Gol por la escuadra de Laporta a la UEFA

OPINIÓN

Ernest Folch

@ErnestFolch

Ante la indignación mundial, la UEFA decidió prohibir que el estadio Allianz Arena de Múnich se iluminara con los colores LGTBI, tal como había propuesto el alcalde la ciudad. El fútbol tenía una oportunidad de oro de demostrarle al mundo que es una buena herramienta para reivindicar derechos fundamentales, aprovechando que Alemania jugaba contra Hungría, donde su presidente Orban es conocido por atropellar sistemáticamente los derechos de las personas homosexuales. El bochornoso veto de la UEFA provocó un espectacular alud de críticas en el mundo del deporte y dio lugar a un brutal efecto boomerang porque se encontró que, entre muchas otras reacciones, a la misma hora del partido los principales campos de Alemania se iluminaran con la bandera del arcoíris. De todas las respuestas a la UEFA, sin duda la más rápida y la mejor fue la del Barça, que al cabo de pocos minutos de saberse la noticia tuiteó una foto de su escudo con la bandera multicolor de fondo y un texto que rezaba: “Orgullo y respeto”. El posicionamiento del club fue tan certero y brillante que pareció ideado por Lluís Carrasco, el director de campaña de Laporta que se inventó la famosa pancarta a pocos metros del Bernabéu. Pero atención, porque esto es mucho más que un zasca o un puro juego de acción-reacción.

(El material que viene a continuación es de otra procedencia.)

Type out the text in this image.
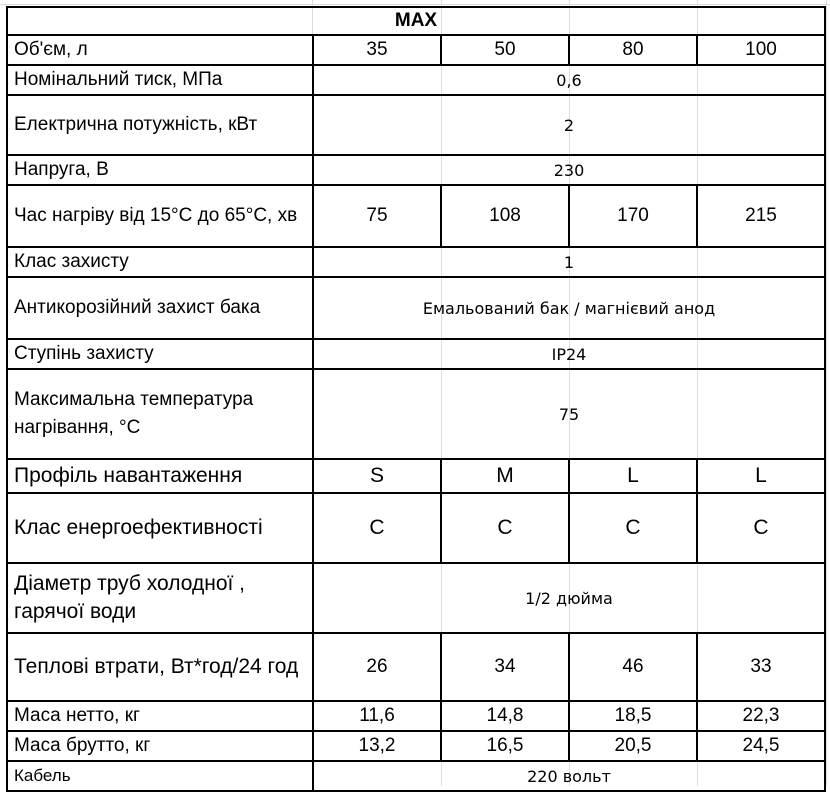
MAX				
Об'єм, л	35	50	80	100
Номінальний тиск, МПа	0,6			
Електрична потужність, кВт	2			
Напруга, В	230			
Час нагріву від 15°С до 65°С, хв	75	108	170	215
Клас захисту	1			
Антикорозійний захист бака	Емальований бак / магнієвий анод			
Ступінь захисту	IP24			
Максимальна температура нагрівання, °С	75			
Профіль навантаження	S	M	L	L
Клас енергоефективності	C	C	C	C
Діаметр труб холодної , гарячої води	1/2 дюйма			
Теплові втрати, Вт*год/24 год	26	34	46	33
Маса нетто, кг	11,6	14,8	18,5	22,3
Маса брутто, кг	13,2	16,5	20,5	24,5
Кабель	220 вольт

 La prohibición de la bandera LGTBI ha puesto en evidencia que la UEFA es un organismo retrógrado. El Barça diluye la sensación de que en el tema de la Superliga actuó sin criterio a remolque del Madrid.

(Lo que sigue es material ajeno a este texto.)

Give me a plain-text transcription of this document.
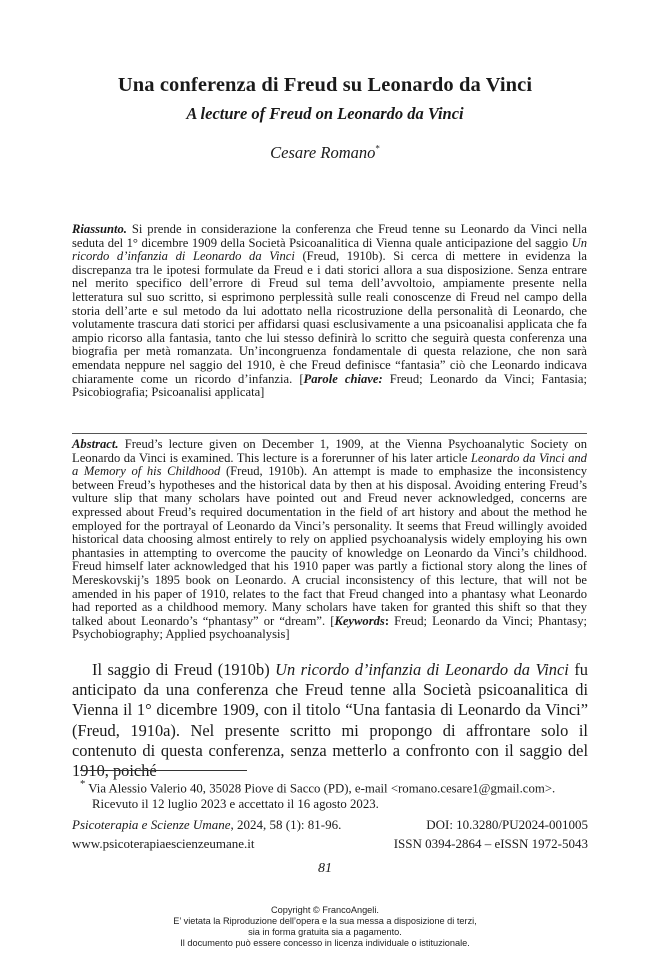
Una conferenza di Freud su Leonardo da Vinci
A lecture of Freud on Leonardo da Vinci
Cesare Romano*
Riassunto. Si prende in considerazione la conferenza che Freud tenne su Leonardo da Vinci nella seduta del 1° dicembre 1909 della Società Psicoanalitica di Vienna quale anticipazione del saggio Un ricordo d’infanzia di Leonardo da Vinci (Freud, 1910b). Si cerca di mettere in evidenza la discrepanza tra le ipotesi formulate da Freud e i dati storici allora a sua disposizione. Senza entrare nel merito specifico dell’errore di Freud sul tema dell’avvoltoio, ampiamente presente nella letteratura sul suo scritto, si esprimono perplessità sulle reali conoscenze di Freud nel campo della storia dell’arte e sul metodo da lui adottato nella ricostruzione della personalità di Leonardo, che volutamente trascura dati storici per affidarsi quasi esclusivamente a una psicoanalisi applicata che fa ampio ricorso alla fantasia, tanto che lui stesso definirà lo scritto che seguirà questa conferenza una biografia per metà romanzata. Un’incongruenza fondamentale di questa relazione, che non sarà emendata neppure nel saggio del 1910, è che Freud definisce “fantasia” ciò che Leonardo indicava chiaramente come un ricordo d’infanzia. [Parole chiave: Freud; Leonardo da Vinci; Fantasia; Psicobiografia; Psicoanalisi applicata]
Abstract. Freud’s lecture given on December 1, 1909, at the Vienna Psychoanalytic Society on Leonardo da Vinci is examined. This lecture is a forerunner of his later article Leonardo da Vinci and a Memory of his Childhood (Freud, 1910b). An attempt is made to emphasize the inconsistency between Freud’s hypotheses and the historical data by then at his disposal. Avoiding entering Freud’s vulture slip that many scholars have pointed out and Freud never acknowledged, concerns are expressed about Freud’s required documentation in the field of art history and about the method he employed for the portrayal of Leonardo da Vinci’s personality. It seems that Freud willingly avoided historical data choosing almost entirely to rely on applied psychoanalysis widely employing his own phantasies in attempting to overcome the paucity of knowledge on Leonardo da Vinci’s childhood. Freud himself later acknowledged that his 1910 paper was partly a fictional story along the lines of Mereskovskij’s 1895 book on Leonardo. A crucial inconsistency of this lecture, that will not be amended in his paper of 1910, relates to the fact that Freud changed into a phantasy what Leonardo had reported as a childhood memory. Many scholars have taken for granted this shift so that they talked about Leonardo’s “phantasy” or “dream”. [Keywords: Freud; Leonardo da Vinci; Phantasy; Psychobiography; Applied psychoanalysis]

Il saggio di Freud (1910b) Un ricordo d’infanzia di Leonardo da Vinci fu anticipato da una conferenza che Freud tenne alla Società psicoanalitica di Vienna il 1° dicembre 1909, con il titolo “Una fantasia di Leonardo da Vinci” (Freud, 1910a). Nel presente scritto mi propongo di affrontare solo il contenuto di questa conferenza, senza metterlo a confronto con il saggio del 1910, poiché

* Via Alessio Valerio 40, 35028 Piove di Sacco (PD), e-mail <romano.cesare1@gmail.com>.
Ricevuto il 12 luglio 2023 e accettato il 16 agosto 2023.
Psicoterapia e Scienze Umane, 2024, 58 (1): 81-96.	DOI: 10.3280/PU2024-001005
www.psicoterapiaescienzeumane.it	ISSN 0394-2864 – eISSN 1972-5043
81
Copyright © FrancoAngeli.
E’ vietata la Riproduzione dell’opera e la sua messa a disposizione di terzi,
sia in forma gratuita sia a pagamento.
Il documento può essere concesso in licenza individuale o istituzionale.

Tras las contundentes palabras de Laporta hacia la UEFA en la pasada Asamblea de Compromisarios (donde dejó claro que no renunciaría a la Superliga y dijo que “no pediremos perdón por querer ser dueños de nuestro destino”), el Barça aprovechó de manera muy inteligente el momento de debilidad de la UEFA tras su penoso patinazo (al que ya se conoce como ‘Allianzgate’) para atacarla con elegancia y posicionarse, esta vez sí, en el lado mayoritario de la opinión pública. Porque si en el desastroso lanzamiento de la Superliga los errores que cometió Florentino, y Laporta detrás suyo, no consiguieron ganar la batalla pública contra la UEFA, la escabrosa prohibición de la bandera LGTBI ha puesto en evidencia lo que Barça y Madrid no pudieron o no supieron explicar: que la UEFA es un organismo retrógrado y trasnochado que está anclado en el siglo pasado. El colmo ha sido que, queriéndolo o no, parece cómplice del gobierno húngaro de Orban, que avergüenza a media Europa. Como si de un partido de fútbol se tratara, un acontecimiento imprevisto puede haber empezado a cambiar el signo de un partido que parecía muy decidido. El resultado es que Ceferin (del que Laporta advirtió el domingo que “se lo toma todo como si fuera un asunto personal”) se ha disparado en un pie y ha recibido un gol por la escuadra del Barça, que se fue directo a portería cuando vio a la UEFA tocada y malherida por su gran error. La buena noticia es que, poco a poco, el Barça gana perfil propio en su guerra con la UEFA y diluye la sensación que se creó al principio de que el club actuó sin criterio a remolque de Florentino Pérez. Lo que está claro es que en esta descarnada guerra por el control del fútbol en el futuro pueden suceder todavía muchas cosas. Hay partido.